Over the past decade, however, Nowlin’s alter ego has been “Red Sox writer.” He’s written or edited 15 books about the Sox or its players. He has three more in the works. Only one, he says, has sold more than 10,000 copies. And although he expects the 1967 book to be his best seller, Nowlin doesn’t write for the money. Nor does he write for the casual fan. He writes for the kind of fan Bill Nowlin is: someone who salivates over the stories and stats of Red Sox past and present. If a player is traded from Boston or leaves due to free agency, Nowlin loses interest. “Nomar was a real favorite,” he says, “the new Ted Williams, the smiling guy from California, crushed by the Boston media and the attention. He’s a nice guy and I wish him well, but I don’t follow him anymore.” He knows that, in sportswriter Leigh Montville’s phrase, being a fan means you’re “rooting for laundry,” the players that happen to wear the uniform.

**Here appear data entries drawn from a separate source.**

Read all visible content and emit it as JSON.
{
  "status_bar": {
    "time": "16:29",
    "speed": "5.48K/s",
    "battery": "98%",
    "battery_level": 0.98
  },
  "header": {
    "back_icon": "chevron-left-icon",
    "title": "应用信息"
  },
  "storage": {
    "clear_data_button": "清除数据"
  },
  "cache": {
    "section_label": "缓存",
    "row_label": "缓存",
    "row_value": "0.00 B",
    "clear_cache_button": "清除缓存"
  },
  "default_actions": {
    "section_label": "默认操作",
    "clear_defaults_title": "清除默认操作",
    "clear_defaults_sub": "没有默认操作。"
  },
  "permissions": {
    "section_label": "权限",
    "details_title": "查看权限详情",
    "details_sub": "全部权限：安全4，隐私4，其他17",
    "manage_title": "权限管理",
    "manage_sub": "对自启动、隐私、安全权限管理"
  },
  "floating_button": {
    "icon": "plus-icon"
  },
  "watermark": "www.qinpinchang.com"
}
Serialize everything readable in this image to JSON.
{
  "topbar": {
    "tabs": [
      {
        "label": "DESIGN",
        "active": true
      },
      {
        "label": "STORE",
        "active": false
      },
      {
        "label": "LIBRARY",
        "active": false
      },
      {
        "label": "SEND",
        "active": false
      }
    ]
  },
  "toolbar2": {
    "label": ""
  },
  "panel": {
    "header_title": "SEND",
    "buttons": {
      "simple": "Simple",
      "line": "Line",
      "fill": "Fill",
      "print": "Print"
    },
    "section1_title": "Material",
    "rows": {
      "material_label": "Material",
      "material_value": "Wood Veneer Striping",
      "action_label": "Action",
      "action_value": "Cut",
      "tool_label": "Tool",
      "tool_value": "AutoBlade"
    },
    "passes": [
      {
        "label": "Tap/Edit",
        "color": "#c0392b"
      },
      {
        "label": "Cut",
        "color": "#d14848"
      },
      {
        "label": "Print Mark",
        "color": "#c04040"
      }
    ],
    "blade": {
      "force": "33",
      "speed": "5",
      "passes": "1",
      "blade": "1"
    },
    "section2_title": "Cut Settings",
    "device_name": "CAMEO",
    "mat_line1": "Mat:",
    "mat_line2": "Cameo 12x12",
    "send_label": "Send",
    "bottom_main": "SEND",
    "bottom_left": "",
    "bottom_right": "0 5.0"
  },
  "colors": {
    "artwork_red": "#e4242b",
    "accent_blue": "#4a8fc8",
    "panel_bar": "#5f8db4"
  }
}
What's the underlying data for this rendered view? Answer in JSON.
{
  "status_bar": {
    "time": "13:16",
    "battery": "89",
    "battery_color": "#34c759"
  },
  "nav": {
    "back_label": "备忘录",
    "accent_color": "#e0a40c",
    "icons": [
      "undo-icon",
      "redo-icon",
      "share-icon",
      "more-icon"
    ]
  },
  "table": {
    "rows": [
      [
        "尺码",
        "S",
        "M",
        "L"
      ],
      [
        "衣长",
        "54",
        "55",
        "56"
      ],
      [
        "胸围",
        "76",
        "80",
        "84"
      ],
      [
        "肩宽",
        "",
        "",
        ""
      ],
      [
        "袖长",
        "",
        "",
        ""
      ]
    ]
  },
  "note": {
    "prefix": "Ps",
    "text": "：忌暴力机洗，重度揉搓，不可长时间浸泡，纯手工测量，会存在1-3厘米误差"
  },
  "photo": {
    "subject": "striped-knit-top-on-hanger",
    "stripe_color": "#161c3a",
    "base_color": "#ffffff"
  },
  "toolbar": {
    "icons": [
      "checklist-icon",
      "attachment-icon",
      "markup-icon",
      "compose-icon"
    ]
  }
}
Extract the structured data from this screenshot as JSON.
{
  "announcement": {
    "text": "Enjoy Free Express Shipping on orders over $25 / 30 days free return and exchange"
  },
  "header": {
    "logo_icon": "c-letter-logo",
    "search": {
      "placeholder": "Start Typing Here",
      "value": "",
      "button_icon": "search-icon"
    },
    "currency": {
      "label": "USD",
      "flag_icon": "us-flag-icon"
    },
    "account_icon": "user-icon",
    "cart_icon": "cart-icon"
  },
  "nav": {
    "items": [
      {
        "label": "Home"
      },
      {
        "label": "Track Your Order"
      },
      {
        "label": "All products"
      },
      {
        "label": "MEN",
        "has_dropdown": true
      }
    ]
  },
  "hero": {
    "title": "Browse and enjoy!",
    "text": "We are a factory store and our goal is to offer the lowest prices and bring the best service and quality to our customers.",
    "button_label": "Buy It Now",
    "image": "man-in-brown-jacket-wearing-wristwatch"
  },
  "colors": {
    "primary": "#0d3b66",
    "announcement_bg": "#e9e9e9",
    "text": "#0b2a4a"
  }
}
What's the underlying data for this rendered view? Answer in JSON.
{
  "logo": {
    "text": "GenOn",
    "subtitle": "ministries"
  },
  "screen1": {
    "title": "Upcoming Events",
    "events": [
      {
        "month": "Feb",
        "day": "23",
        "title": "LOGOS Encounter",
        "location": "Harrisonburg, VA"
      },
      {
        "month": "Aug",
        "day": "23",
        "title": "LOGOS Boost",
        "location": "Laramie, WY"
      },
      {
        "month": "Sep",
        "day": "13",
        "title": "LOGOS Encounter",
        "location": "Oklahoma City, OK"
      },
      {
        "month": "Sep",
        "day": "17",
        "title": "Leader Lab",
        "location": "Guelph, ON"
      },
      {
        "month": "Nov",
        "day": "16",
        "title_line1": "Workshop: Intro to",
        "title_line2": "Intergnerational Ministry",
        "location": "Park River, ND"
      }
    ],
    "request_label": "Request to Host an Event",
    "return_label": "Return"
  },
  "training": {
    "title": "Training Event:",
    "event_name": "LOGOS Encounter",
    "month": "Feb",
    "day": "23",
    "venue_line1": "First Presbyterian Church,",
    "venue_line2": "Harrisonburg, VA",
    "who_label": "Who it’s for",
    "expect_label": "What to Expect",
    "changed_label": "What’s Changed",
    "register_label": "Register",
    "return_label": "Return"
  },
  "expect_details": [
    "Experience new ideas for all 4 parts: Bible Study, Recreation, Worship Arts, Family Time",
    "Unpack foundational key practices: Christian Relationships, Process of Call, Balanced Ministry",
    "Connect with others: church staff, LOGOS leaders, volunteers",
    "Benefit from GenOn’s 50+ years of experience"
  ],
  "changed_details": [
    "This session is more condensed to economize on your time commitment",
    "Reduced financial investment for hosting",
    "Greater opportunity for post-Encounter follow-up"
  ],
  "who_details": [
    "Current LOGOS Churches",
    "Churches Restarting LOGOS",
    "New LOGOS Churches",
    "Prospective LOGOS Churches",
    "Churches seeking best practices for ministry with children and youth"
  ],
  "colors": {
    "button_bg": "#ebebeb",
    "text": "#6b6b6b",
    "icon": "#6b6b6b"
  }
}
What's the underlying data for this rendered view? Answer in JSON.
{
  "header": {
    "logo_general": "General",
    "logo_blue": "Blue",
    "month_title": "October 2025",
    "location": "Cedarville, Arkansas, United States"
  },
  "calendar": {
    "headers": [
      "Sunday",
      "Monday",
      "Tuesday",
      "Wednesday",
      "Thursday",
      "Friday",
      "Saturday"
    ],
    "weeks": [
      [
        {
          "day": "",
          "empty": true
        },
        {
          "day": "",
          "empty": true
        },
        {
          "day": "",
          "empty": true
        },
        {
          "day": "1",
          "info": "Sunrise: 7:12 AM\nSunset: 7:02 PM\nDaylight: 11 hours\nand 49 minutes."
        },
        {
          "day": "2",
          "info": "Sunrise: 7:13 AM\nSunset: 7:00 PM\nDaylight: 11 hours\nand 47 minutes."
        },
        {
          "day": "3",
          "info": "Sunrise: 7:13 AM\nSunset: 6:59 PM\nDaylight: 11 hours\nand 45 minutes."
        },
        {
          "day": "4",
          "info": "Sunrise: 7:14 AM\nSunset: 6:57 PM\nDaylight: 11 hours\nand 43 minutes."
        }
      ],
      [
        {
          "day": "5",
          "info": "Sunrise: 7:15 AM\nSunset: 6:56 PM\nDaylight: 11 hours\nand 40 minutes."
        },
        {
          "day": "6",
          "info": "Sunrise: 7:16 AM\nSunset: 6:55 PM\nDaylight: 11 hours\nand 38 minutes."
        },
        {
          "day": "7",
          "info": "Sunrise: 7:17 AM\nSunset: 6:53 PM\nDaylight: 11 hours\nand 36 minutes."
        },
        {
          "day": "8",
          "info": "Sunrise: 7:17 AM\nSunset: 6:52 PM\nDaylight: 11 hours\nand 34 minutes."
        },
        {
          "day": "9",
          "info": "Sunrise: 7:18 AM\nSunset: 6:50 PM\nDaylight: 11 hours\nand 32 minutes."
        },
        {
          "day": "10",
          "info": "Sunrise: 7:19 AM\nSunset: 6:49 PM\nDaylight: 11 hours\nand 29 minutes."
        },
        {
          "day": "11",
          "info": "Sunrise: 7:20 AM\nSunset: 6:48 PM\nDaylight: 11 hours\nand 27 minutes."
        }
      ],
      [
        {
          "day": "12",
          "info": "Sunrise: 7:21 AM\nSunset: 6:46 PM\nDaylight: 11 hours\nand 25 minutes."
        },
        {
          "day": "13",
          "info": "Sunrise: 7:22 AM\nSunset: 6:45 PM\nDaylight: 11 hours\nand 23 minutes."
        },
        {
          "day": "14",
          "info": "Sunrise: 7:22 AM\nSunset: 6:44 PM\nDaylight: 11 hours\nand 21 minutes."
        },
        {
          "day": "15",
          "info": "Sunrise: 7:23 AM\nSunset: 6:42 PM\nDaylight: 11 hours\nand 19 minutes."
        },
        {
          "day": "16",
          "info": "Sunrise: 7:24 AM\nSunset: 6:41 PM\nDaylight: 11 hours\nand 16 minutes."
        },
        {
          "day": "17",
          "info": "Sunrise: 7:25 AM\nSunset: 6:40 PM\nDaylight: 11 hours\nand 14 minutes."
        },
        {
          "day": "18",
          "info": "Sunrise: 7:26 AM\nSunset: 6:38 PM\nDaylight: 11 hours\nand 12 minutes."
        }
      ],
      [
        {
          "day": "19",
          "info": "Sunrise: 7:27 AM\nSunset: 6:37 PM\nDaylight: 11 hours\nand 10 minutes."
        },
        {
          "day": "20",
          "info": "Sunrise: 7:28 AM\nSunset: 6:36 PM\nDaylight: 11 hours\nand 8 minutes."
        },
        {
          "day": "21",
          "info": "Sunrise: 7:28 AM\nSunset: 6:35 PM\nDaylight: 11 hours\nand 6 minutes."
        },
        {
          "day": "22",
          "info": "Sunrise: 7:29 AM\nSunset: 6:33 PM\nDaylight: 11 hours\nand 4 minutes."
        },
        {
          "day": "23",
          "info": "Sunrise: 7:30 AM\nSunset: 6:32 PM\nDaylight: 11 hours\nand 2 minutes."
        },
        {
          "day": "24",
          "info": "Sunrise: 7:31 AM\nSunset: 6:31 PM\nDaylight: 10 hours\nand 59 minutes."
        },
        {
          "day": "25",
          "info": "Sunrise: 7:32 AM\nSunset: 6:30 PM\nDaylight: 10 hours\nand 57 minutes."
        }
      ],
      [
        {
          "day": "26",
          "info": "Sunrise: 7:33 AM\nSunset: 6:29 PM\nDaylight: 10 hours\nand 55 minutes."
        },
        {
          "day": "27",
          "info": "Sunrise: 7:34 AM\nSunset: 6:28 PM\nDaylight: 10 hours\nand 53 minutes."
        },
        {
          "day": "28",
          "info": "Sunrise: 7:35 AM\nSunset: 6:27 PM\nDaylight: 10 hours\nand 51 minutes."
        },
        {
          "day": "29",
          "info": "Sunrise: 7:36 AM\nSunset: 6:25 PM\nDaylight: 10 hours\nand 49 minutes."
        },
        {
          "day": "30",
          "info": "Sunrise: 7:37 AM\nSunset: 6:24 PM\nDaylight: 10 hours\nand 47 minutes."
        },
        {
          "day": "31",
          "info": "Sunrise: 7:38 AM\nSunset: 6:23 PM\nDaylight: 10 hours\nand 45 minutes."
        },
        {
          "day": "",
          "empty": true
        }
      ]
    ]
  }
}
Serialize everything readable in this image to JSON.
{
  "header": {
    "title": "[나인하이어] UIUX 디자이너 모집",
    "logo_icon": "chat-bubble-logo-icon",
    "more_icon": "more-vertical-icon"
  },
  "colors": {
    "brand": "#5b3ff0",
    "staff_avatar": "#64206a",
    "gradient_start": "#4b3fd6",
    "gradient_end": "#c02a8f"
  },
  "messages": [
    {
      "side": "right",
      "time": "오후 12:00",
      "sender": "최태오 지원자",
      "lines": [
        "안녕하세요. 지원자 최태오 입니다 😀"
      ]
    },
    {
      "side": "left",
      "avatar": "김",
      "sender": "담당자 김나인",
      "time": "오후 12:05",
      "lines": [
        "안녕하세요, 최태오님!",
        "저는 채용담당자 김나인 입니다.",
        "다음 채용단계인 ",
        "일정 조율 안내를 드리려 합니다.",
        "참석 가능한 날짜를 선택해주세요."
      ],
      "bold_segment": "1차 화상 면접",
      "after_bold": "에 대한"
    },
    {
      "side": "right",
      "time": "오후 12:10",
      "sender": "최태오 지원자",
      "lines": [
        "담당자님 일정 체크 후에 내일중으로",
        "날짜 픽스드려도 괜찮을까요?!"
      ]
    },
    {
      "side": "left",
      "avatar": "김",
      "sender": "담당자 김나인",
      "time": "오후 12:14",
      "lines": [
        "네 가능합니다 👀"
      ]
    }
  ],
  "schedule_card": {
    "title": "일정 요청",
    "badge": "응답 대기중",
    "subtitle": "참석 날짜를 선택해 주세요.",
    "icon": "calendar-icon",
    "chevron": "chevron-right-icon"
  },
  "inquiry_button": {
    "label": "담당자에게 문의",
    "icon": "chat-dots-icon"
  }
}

Nowlin grew up in Lexington and, as a kid, would spend less than $1 taking mass transit into the city to see the Sox from the bleachers. He saw his hero Ted Williams during his final years. He was there for the doldrums of the early-mid ’60s. What made ’67 so sweet for all of us — the fans who grew up with a lousy team — was the remarkable surge and the turnaround in attitude, in both town and team. It was a year when one player, Carl Yastrzemski, had a near-perfect season, winning the Triple Crown. Bit players chipped in. Regular role players rose above expectations. A perfect baseball storm. It changed the game forever in Boston. It was the beginning of Red Sox Nation. Peter Gammons articulates these thoughts expertly in a 1992 essay republished in Nowlin’s book.
Nowlin secured box-seat season tickets in 1989. At 62, he admits his marriage broke up a few years ago in part because, he says, the priorities he and his wife had weren’t in sync. For him, Rounder and the Red Sox were battling for first place. His wife and his love of mystery novels rounded out the top four. He has one son, nearly 16, uninterested in baseball.